Profoundly affected by the 1947 Partition of British India into present-day India and Pakistan and its far-reaching effects on society, Manto led a turbulent existence as he spiraled into a black pit of alcoholism and dementia amid his rising stature as a literary genius. The film follows this remarkably dichotomous journey where, on one hand, he is loved yet often misunderstood by his long-suffering wife Safia and three young daughters, and on the other, he forms fascinating relationships with a rising silver screen star Noorjehan, an emotionally troubled nautch girl Naazo, a scoundrel of a police constable Khudabakhsh, an ailing journalist and his nemesis Chaudhry Mohammad Hussain, and a handful of Lahore Government Mental Hospital inmates with whom he spends a major part of the last couple of years of his life.
Throughout all this, Manto travels the length of Pakistan, has himself strapped to the electric chair, is a popular if rebellious member of Lahore’s Literary Circle and the Progressive Writers’ Movement, chronicles the chaos that prevailed through writing some of his most controversial stories and essays, is tried in the Pakistani courts of law for obscenity but never convicted, and is both celebrated and reviled by the public and by those in power. This dazzling kaleidoscope of experiences is frequently punctuated by visits from his alter ego, who comes in the shape of a mysterious woman with whom Manto converses and tries to make sense of the havoc raging in his head.
Describing Manto as a great artist and a radical, revolutionary author, writer Shahid Nadeem felt that there was scope for a film examining the tension between this very mortal, flawed individual, his epic work, and the clairvoyant way he had of distilling the world.
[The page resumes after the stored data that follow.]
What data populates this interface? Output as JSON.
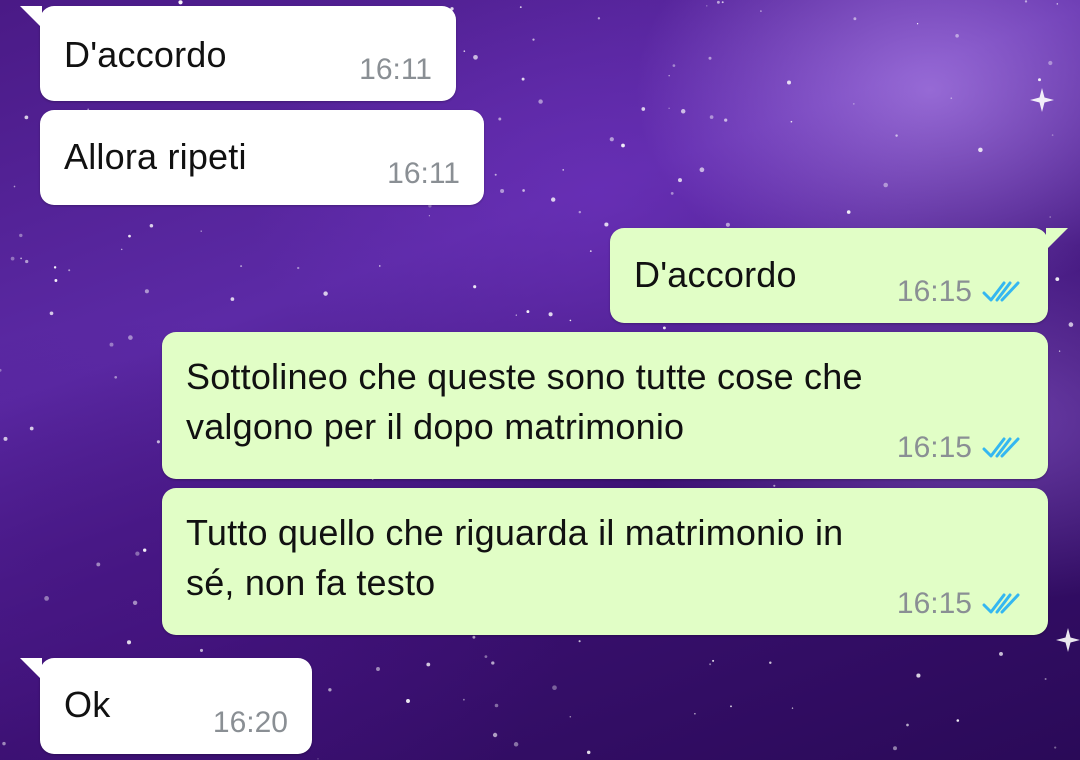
{
  "colors": {
    "incoming_bubble": "#ffffff",
    "outgoing_bubble": "#e1fec6",
    "timestamp": "#8a8f94",
    "read_receipt": "#34b7f1"
  },
  "messages": [
    {
      "direction": "incoming",
      "text": "D'accordo",
      "time": "16:11"
    },
    {
      "direction": "incoming",
      "text": "Allora ripeti",
      "time": "16:11"
    },
    {
      "direction": "outgoing",
      "text": "D'accordo",
      "time": "16:15",
      "status_icon": "double-check-icon"
    },
    {
      "direction": "outgoing",
      "lines": [
        "Sottolineo che queste sono tutte cose che",
        "valgono per il dopo matrimonio"
      ],
      "time": "16:15",
      "status_icon": "double-check-icon"
    },
    {
      "direction": "outgoing",
      "lines": [
        "Tutto quello che riguarda il matrimonio in",
        "sé, non fa testo"
      ],
      "time": "16:15",
      "status_icon": "double-check-icon"
    },
    {
      "direction": "incoming",
      "text": "Ok",
      "time": "16:20"
    }
  ]
}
Though his earlier works, influenced by the progressive writers of his time, showed marked leftist and socialist leanings, Manto’s later work was a progressively stark portrayal of the darkness of the human psyche. His stories exhibit his deep cognizance of the breakdown of humanist values around the time of the Partition.
His final tales, which grew from the prevailing social climate and his own financial struggles, reflected an innate sense of human impotency towards darkness and contained a satire that verged on dark comedy. It not only showed the influence of his own demons, but also that of the collective madness that he saw in the concluding decade of his life. To add to it, his numerous court cases and societal rebukes deepened his cynical view of society, from which he felt isolated. No part of human existence thus remained untouched or taboo for him.
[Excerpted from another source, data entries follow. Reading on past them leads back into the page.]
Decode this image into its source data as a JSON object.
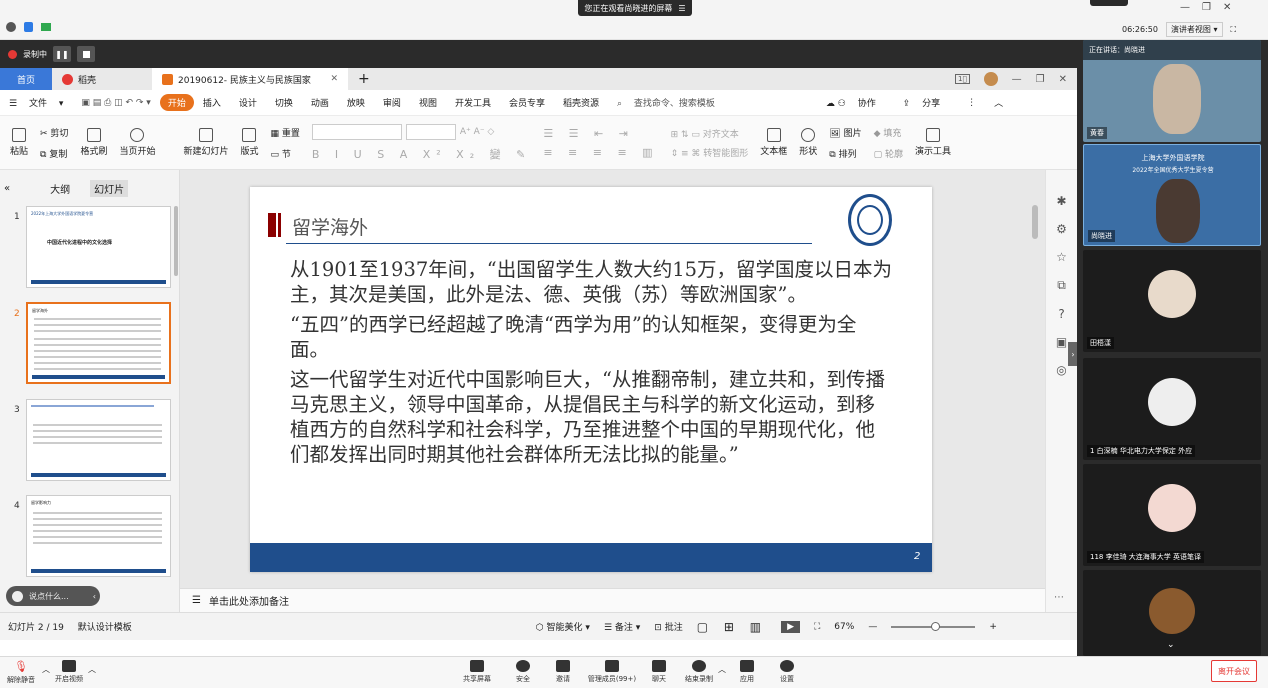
{
  "topbar": {
    "banner": "您正在观看尚晓进的屏幕",
    "time": "06:26:50",
    "view_mode": "演讲者视图"
  },
  "recording": {
    "label": "录制中"
  },
  "tabs": {
    "home": "首页",
    "docer": "稻壳",
    "doc": "20190612- 民族主义与民族国家",
    "plus": "+"
  },
  "menu": {
    "file": "文件",
    "start": "开始",
    "items": [
      "插入",
      "设计",
      "切换",
      "动画",
      "放映",
      "审阅",
      "视图",
      "开发工具",
      "会员专享",
      "稻壳资源"
    ],
    "search": "查找命令、搜索模板",
    "cowork": "协作",
    "share": "分享"
  },
  "ribbon": {
    "paste": "粘贴",
    "cut": "剪切",
    "copy": "复制",
    "format": "格式刷",
    "from_current": "当页开始",
    "new_slide": "新建幻灯片",
    "layout": "版式",
    "section": "节",
    "reset": "重置",
    "align_text": "对齐文本",
    "smart": "转智能图形",
    "textbox": "文本框",
    "shape": "形状",
    "picture": "图片",
    "arrange": "排列",
    "fill": "填充",
    "outline": "轮廓",
    "tools": "演示工具"
  },
  "leftpane": {
    "outline_tab": "大纲",
    "slides_tab": "幻灯片",
    "nums": [
      "1",
      "2",
      "3",
      "4"
    ],
    "t1_title": "2022年上海大学外国语学院夏令营",
    "t1_sub": "中国近代化进程中的文化选择",
    "t2_title": "留学海外",
    "t3_title": "",
    "t4_title": "留学影响力",
    "comment_hint": "说点什么..."
  },
  "slide": {
    "title": "留学海外",
    "number": "2",
    "para1": "从1901至1937年间，“出国留学生人数大约15万，留学国度以日本为主，其次是美国，此外是法、德、英俄（苏）等欧洲国家”。",
    "para2": "“五四”的西学已经超越了晚清“西学为用”的认知框架，变得更为全面。",
    "para3": "这一代留学生对近代中国影响巨大，“从推翻帝制，建立共和，到传播马克思主义，领导中国革命，从提倡民主与科学的新文化运动，到移植西方的自然科学和社会科学，乃至推进整个中国的早期现代化，他们都发挥出同时期其他社会群体所无法比拟的能量。”"
  },
  "notes": {
    "placeholder": "单击此处添加备注"
  },
  "status": {
    "slide_count": "幻灯片 2 / 19",
    "template": "默认设计模板",
    "beautify": "智能美化",
    "notes": "备注",
    "comment": "批注",
    "zoom": "67%"
  },
  "videos": [
    {
      "name": "正在讲话：尚晓进",
      "label": "尚晓进"
    },
    {
      "name": "黄春",
      "label": "黄春"
    },
    {
      "name": "尚晓进",
      "label": "尚晓进",
      "banner1": "上海大学外国语学院",
      "banner2": "2022年全国优秀大学生夏令营"
    },
    {
      "name": "田梧漾",
      "label": "田梧漾"
    },
    {
      "name": "1 白深楠 华北电力大学保定 外应",
      "label": "1 白深楠 华北电力大学保定 外应"
    },
    {
      "name": "118 李佳琦 大连海事大学 英语笔译",
      "label": "118 李佳琦 大连海事大学 英语笔译"
    }
  ],
  "bottombar": {
    "mute": "解除静音",
    "video": "开启视频",
    "share": "共享屏幕",
    "security": "安全",
    "invite": "邀请",
    "members": "管理成员(99+)",
    "chat": "聊天",
    "record": "结束录制",
    "apps": "应用",
    "settings": "设置",
    "leave": "离开会议"
  },
  "colors": {
    "accent": "#1f4e8c",
    "wps_orange": "#e8711c",
    "leave_red": "#e53935"
  }
}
Both the format of the film and the screenplay display a restless, genre-dodging variety completely different from the prevailing trends in Indian and Pakistani cinema. There is an intense emphasis on detail which nonetheless allows for many levels of interpretation. It is a thriller without guns, a social comedy with obscene manners, and a bridge between horror and art – the result of Khoosat’s distinctive direction that is no less than cinematic euphoria salvaged from filth and cruelty against the heart-thump of haunting soundtracks.
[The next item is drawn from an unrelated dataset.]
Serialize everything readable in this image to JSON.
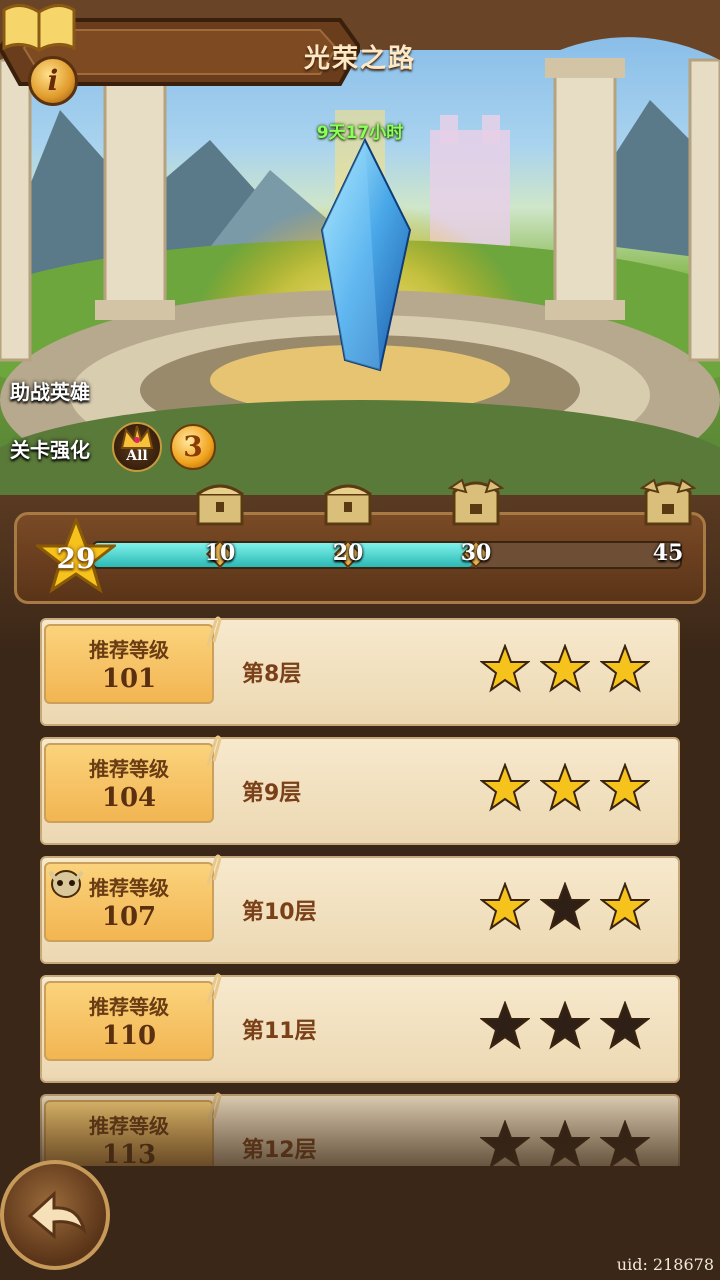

Manto is the story of a man driven to despair when he is denied his true passion and the moral choices of individuals around him that jeopardize bonds of blood and love. It is, in essence, a story about the things that make up the human existence: relationships, emotions, struggles, conflicts, joys, and sorrows. Manto features career-defining performances from its all-star cast and packs a visual punch that will resound well after the end credits roll. The character of Manto at the center of it all will pull you in as inexorably as his powerful short stories.